London is also adept at conveying the different meanings of sex to Maya and her worldy boss in a way that makes the reader's heart ache for the sweet Maya and the depth of her feelings for this creepy exploitative man:

'He winked and joked when he was happy and had sudden bouts of fondness for her...Although she was proud to have made him happy, she couldn't laugh at this with him. What had happened between them seemed too large, too radical for jokes. She smiled at him but she couldn't laugh... She didn't say that the way he made her feel aroused a longing in her to tell him about horses and her brother and her dog and the seasons and landscapes of the wheat-belt, all the things that fed into the river of loving that flowed through her.'

The characterisation is beautifully done. It is not only Maya and the slimy Maynard who spring into life: all the characters develop into rounded, believable people. Jacob, the ageing revolutionary, is chivalrous but weak; he looks back on his life and beyond his hippy ideals and anti-war protests there has always been an urge to be the chivalrous knight in shining armour. Toni is a fading beauty and was married to an enigmatic, mysterious Mafioso type, Cy Fisher; her attraction to unmacho Jacob was more about escaping Cy's control than inherent love for Jacob. The more peripheral characters are also artfully evoked - Cy, the smoothly cool gangster to whom Toni was married, is not drawn as a two-dimensional baddie as he could have been, but as a man with unflinching loyalties and silent depths. Cecile is complex and conflicted; adoped from Kuala Lumpur by white Australians, she has always felt an outsider and longs to connect with her biological family.

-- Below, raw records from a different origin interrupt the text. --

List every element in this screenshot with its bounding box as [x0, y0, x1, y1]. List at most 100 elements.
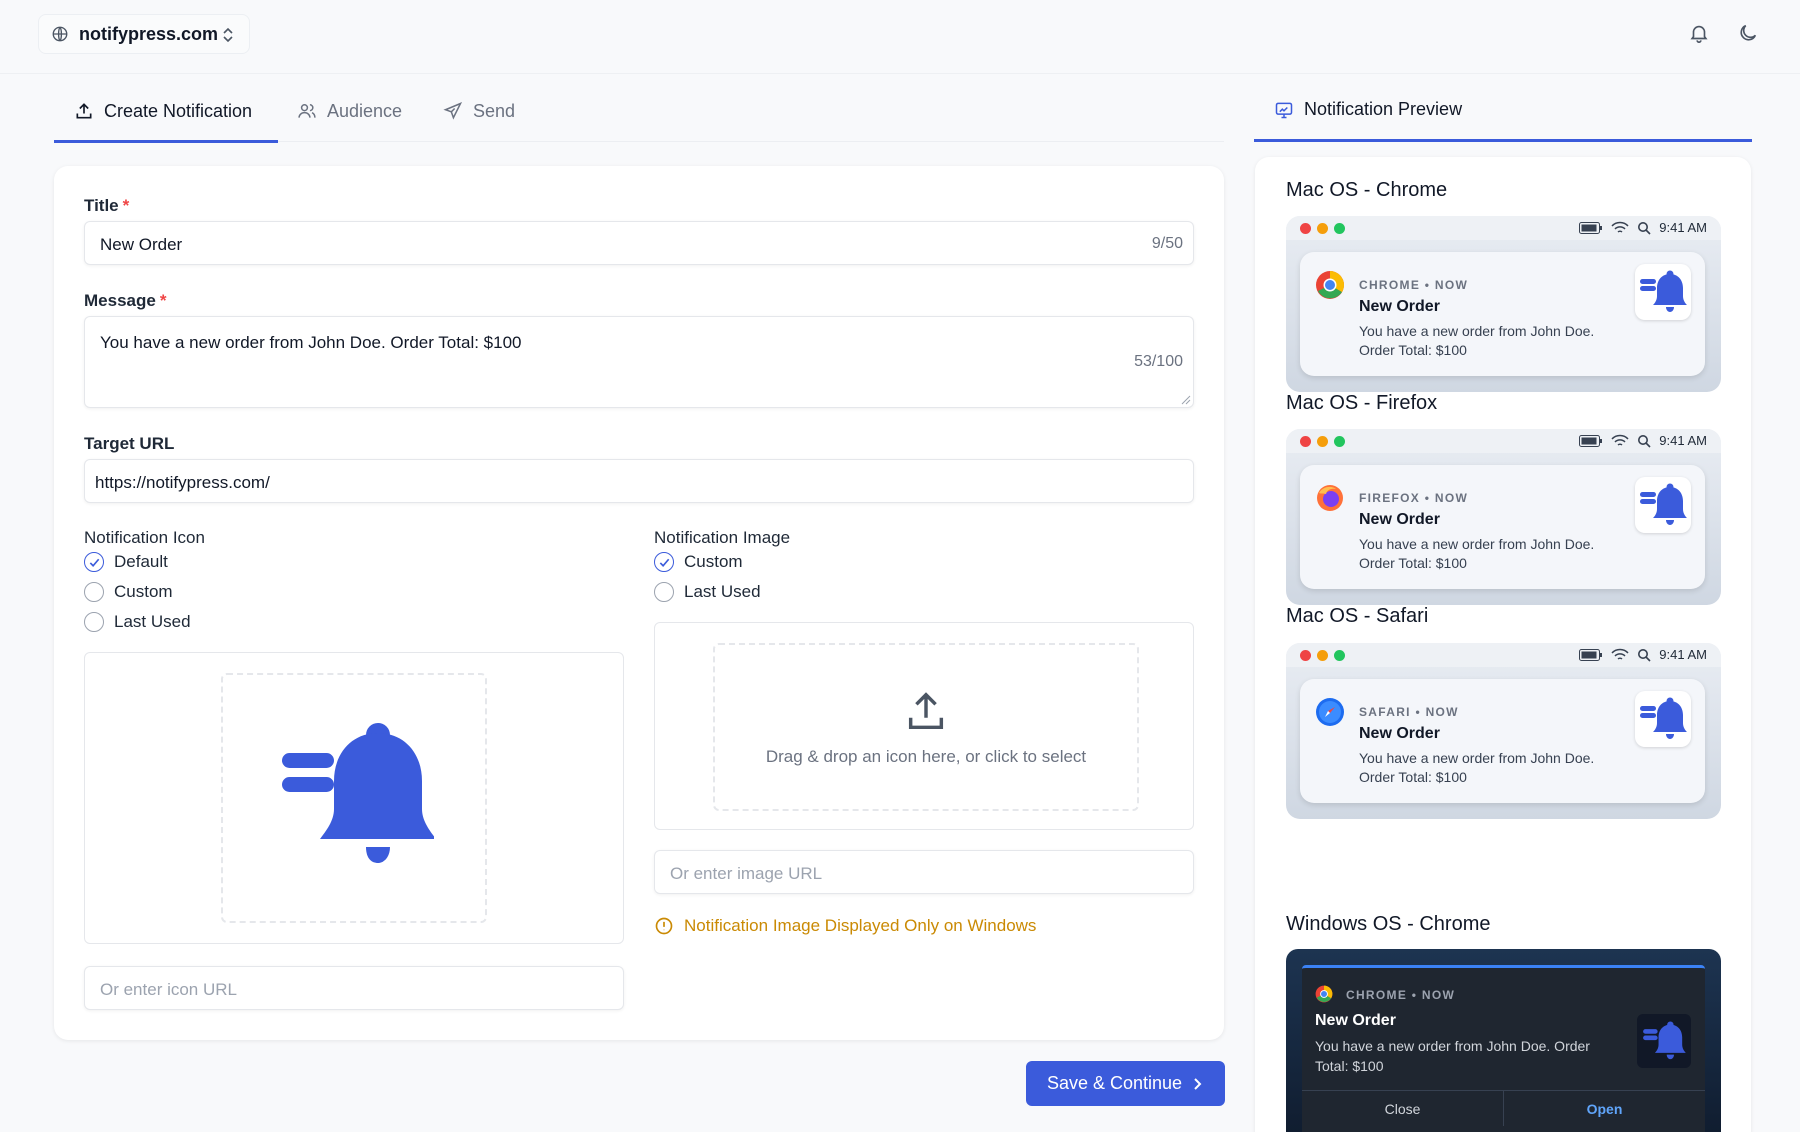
chevron-right-icon: [1194, 1077, 1202, 1090]
window-minimize-dot: [1317, 223, 1328, 234]
mac-notification: SAFARI • NOW New Order You have a new or…: [1300, 679, 1705, 803]
icon-option-last-used[interactable]: Last Used: [84, 612, 191, 632]
option-label: Last Used: [114, 612, 191, 631]
chrome-logo-icon: [1315, 985, 1333, 1003]
warning-text: Notification Image Displayed Only on Win…: [684, 916, 1037, 935]
tab-create-notification[interactable]: Create Notification: [74, 80, 252, 142]
notification-actions: Close Open: [1302, 1090, 1705, 1126]
notification-meta: FIREFOX • NOW: [1359, 491, 1469, 505]
mac-status-area: 9:41 AM: [1579, 433, 1707, 448]
clock-time: 9:41 AM: [1659, 433, 1707, 448]
notification-image-label: Notification Image: [654, 528, 791, 547]
save-button-label: Save & Continue: [1046, 1073, 1183, 1093]
battery-icon: [1579, 221, 1603, 234]
notification-thumbnail: [1635, 477, 1691, 533]
title-input[interactable]: New Order 9/50: [84, 221, 1194, 265]
close-button[interactable]: Close: [1302, 1091, 1503, 1126]
tab-label: Create Notification: [104, 100, 253, 121]
image-option-custom[interactable]: Custom: [654, 552, 743, 572]
notification-thumbnail: [1637, 1014, 1691, 1068]
mac-status-area: 9:41 AM: [1579, 220, 1707, 235]
resize-handle-icon[interactable]: [1181, 395, 1191, 405]
window-minimize-dot: [1317, 650, 1328, 661]
image-option-last-used[interactable]: Last Used: [654, 582, 761, 602]
notification-body: You have a new order from John Doe. Orde…: [1315, 1038, 1590, 1074]
upload-icon: [908, 692, 944, 730]
tab-label: Send: [473, 100, 516, 121]
notification-body: You have a new order from John Doe. Orde…: [1359, 750, 1595, 785]
option-label: Custom: [114, 582, 173, 601]
notification-meta: SAFARI • NOW: [1359, 705, 1459, 719]
preview-title-mac-chrome: Mac OS - Chrome: [1286, 179, 1448, 201]
image-dropzone[interactable]: Drag & drop an icon here, or click to se…: [713, 643, 1139, 811]
radio-unchecked[interactable]: [84, 582, 104, 602]
notification-form: Title * New Order 9/50 Message * You have …: [54, 166, 1224, 1040]
title-value: New Order: [100, 235, 183, 254]
battery-icon: [1579, 434, 1603, 447]
message-value: You have a new order from John Doe. Orde…: [100, 333, 522, 352]
notification-thumbnail: [1635, 264, 1691, 320]
globe-icon: [52, 26, 68, 42]
bell-notification-icon: [282, 723, 434, 863]
icon-dropzone[interactable]: [221, 673, 487, 923]
mac-menu-bar: 9:41 AM: [1286, 429, 1721, 453]
notification-body: You have a new order from John Doe. Orde…: [1359, 536, 1595, 571]
tab-notification-preview[interactable]: Notification Preview: [1254, 80, 1752, 142]
chrome-logo-icon: [1316, 271, 1344, 299]
option-label: Custom: [684, 552, 743, 571]
open-button[interactable]: Open: [1503, 1091, 1705, 1126]
monitor-icon: [1275, 102, 1293, 118]
window-close-dot: [1300, 650, 1311, 661]
mac-status-area: 9:41 AM: [1579, 647, 1707, 662]
required-mark: *: [159, 291, 167, 310]
icon-option-default[interactable]: Default: [84, 552, 168, 572]
target-url-input[interactable]: https://notifypress.com/: [84, 459, 1194, 503]
image-upload-box: Drag & drop an icon here, or click to se…: [654, 622, 1194, 830]
bell-icon[interactable]: [1688, 22, 1710, 44]
safari-logo-icon: [1316, 698, 1344, 726]
mac-menu-bar: 9:41 AM: [1286, 216, 1721, 240]
upload-icon: [76, 103, 92, 119]
notification-title: New Order: [1359, 511, 1440, 528]
preview-panel: Mac OS - Chrome 9:41 AM CHROME • NOW New…: [1255, 157, 1751, 1132]
icon-option-custom[interactable]: Custom: [84, 582, 173, 602]
preview-title-mac-firefox: Mac OS - Firefox: [1286, 392, 1438, 414]
save-continue-button[interactable]: Save & Continue: [1026, 1061, 1225, 1106]
notification-body: You have a new order from John Doe. Orde…: [1359, 323, 1595, 358]
moon-icon[interactable]: [1737, 22, 1759, 44]
mac-firefox-preview: 9:41 AM FIREFOX • NOW New Order You have…: [1286, 429, 1721, 605]
send-icon: [443, 102, 463, 120]
window-maximize-dot: [1334, 650, 1345, 661]
title-char-count: 9/50: [1151, 235, 1183, 252]
users-icon: [298, 104, 316, 118]
site-name: notifypress.com: [79, 23, 219, 44]
image-url-input[interactable]: Or enter image URL: [654, 850, 1194, 894]
alert-circle-icon: [655, 917, 673, 935]
firefox-logo-icon: [1317, 485, 1343, 511]
check-icon: [659, 558, 669, 567]
wifi-icon: [1611, 648, 1629, 660]
message-char-count: 53/100: [1134, 353, 1183, 370]
radio-unchecked[interactable]: [654, 582, 674, 602]
active-tab-indicator: [54, 140, 278, 143]
notification-meta: CHROME • NOW: [1359, 278, 1469, 292]
preview-title-mac-safari: Mac OS - Safari: [1286, 605, 1429, 627]
icon-url-input[interactable]: Or enter icon URL: [84, 966, 624, 1010]
search-icon: [1638, 648, 1651, 662]
radio-unchecked[interactable]: [84, 612, 104, 632]
radio-checked[interactable]: [654, 552, 674, 572]
preview-tab-label: Notification Preview: [1304, 99, 1463, 119]
notification-title: New Order: [1315, 1012, 1396, 1029]
option-label: Last Used: [684, 582, 761, 601]
message-textarea[interactable]: You have a new order from John Doe. Orde…: [84, 316, 1194, 408]
site-switcher[interactable]: notifypress.com: [38, 14, 250, 54]
tab-send[interactable]: Send: [443, 80, 515, 142]
target-url-value: https://notifypress.com/: [95, 473, 270, 492]
search-icon: [1638, 221, 1651, 235]
mac-notification: FIREFOX • NOW New Order You have a new o…: [1300, 465, 1705, 589]
notification-title: New Order: [1359, 725, 1440, 742]
radio-checked[interactable]: [84, 552, 104, 572]
clock-time: 9:41 AM: [1659, 647, 1707, 662]
message-label: Message *: [84, 291, 167, 310]
tab-audience[interactable]: Audience: [297, 80, 402, 142]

The way adversity and the threatened loss of a child can drive parents apart is artfully rendered; it's a truism that is often ignored in fiction. The fear that Jacob and Toni feel for their daughter's welfare and the barriers it erects between them are portrayed effortlessly. As with all major trauma, the event acts as a catalyst for other changes.

Other relationships are also cast under the spotlight and captured with astute eloquence: Kitty, Jacob's sister, has always felt pushed away by her brother - now she is summoned to look after Magnus, Toni and Jacob's other child. The satisfaction she feels when she is accepted and loved by her brother's son and neighbour is almost triumphant; a vindication with which anyone chronically belittled by a family member may associate.

If there is any shortcoming in this beautifully insightful novel it is only that the reader longs to know more about Maya's experience while away with Maynard, though in some ways the brevity of this section adds to its potency and understated threat.

The novel ends with unanswered questions flying in all directions, the fate and future of all the characters in limbo, but this only accentuates the power and plausibility of London's story. Life doesn't come with neat endings. This is a gem of a book exemplifying the fact that ordinary lives are every bit as gripping as extraordinary ones.